As Adams well understood, it would take lots of "Toil and Blood and Treasure" for his small minority of American colonists (certainly less than half, maybe merely a third) to impose their will on both their fellow colonists (not to mention on the Native and African Americans they were sharing the space with) and on the mighty British Empire, well on its way by then to being the world's greatest naval power and at that time (after the French and Indian War) also the preeminent land power in North America.

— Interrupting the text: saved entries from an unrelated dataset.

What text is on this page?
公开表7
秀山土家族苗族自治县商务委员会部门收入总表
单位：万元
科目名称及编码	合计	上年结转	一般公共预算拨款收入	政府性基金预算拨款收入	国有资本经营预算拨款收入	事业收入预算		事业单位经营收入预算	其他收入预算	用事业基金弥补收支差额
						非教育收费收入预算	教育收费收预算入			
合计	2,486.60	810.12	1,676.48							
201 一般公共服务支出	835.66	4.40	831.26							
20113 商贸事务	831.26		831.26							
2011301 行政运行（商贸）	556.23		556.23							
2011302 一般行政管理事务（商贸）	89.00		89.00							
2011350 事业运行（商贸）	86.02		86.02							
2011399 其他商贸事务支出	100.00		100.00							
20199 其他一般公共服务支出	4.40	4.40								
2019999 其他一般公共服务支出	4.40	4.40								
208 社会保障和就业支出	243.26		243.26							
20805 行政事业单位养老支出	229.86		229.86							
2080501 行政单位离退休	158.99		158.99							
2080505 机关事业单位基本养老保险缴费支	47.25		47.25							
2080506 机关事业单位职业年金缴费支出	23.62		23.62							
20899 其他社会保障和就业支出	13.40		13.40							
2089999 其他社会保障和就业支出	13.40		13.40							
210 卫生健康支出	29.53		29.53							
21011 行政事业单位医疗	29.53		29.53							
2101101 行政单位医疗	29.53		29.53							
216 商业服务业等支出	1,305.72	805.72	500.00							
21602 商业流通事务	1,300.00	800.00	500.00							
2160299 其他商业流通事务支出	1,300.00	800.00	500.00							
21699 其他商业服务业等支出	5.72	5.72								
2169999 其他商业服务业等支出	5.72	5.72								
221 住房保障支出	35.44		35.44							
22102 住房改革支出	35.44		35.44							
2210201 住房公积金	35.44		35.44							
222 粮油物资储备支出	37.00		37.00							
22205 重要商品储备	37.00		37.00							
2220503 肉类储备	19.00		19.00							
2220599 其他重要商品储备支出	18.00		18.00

Adams also understood, as his collaborators in the subsequent and equally challenging task of forming an actual nation from 13 fractious former colonies (and then actually governing it) did, what "Toil and Blood and Treasure" it would take to create and maintain vibrant and stable political institutions that could endure the multiple stresses of the next two centuries and more.

We who are the beneficiaries of all that "Toil and Blood and Treasure" - most of us descendants of subsequent migrations of immigrants or else immigrants ourselves - must also understand the challenges involved in maintaining a stable and successful society in this very changed world. As the current "infrastructure" debate has highlighted and so many commentators in recent years have lamented, this country that once led the world in innovation and landed the first man on the moon is increasingly incapable of accomplishing much of anything or even trying - a dangerous state of affairs indeed as we face the full force of climate change, which is challenging us to change our ways right now. Additionally, the solidifying of our cultural divisions and political polarization, the increasing and rapid deterioration of democratic and constitutional norms among so many of our fellow citizens, and the increasing and rapid abandonment by one of our political parties of previous presumptions about democracy and constitutionalism, highlight how precarious our situation has become, how imperiled the national project Adams and his collaborators set in motion 245 years ago. 

In the musical Hamilton, King George III presciently foresees the fundamental challenges facing the new country and warns "they will tear each other into pieces."

Thanks to our cultural conflicts, political polarization, and social separation into mutually antagonistic communities no longer ready to recognize one another as fellow citizens with a common purpose, we are today, to paraphrase Lincoln, engaged in a cultural, political, and social civil war, testing whether this nation, so conceived and so dedicated can long endure.

Let us pray that it does. Let us pray that we will rediscover the challenges of citizenship that energized previous generations of Americans, while there is still time.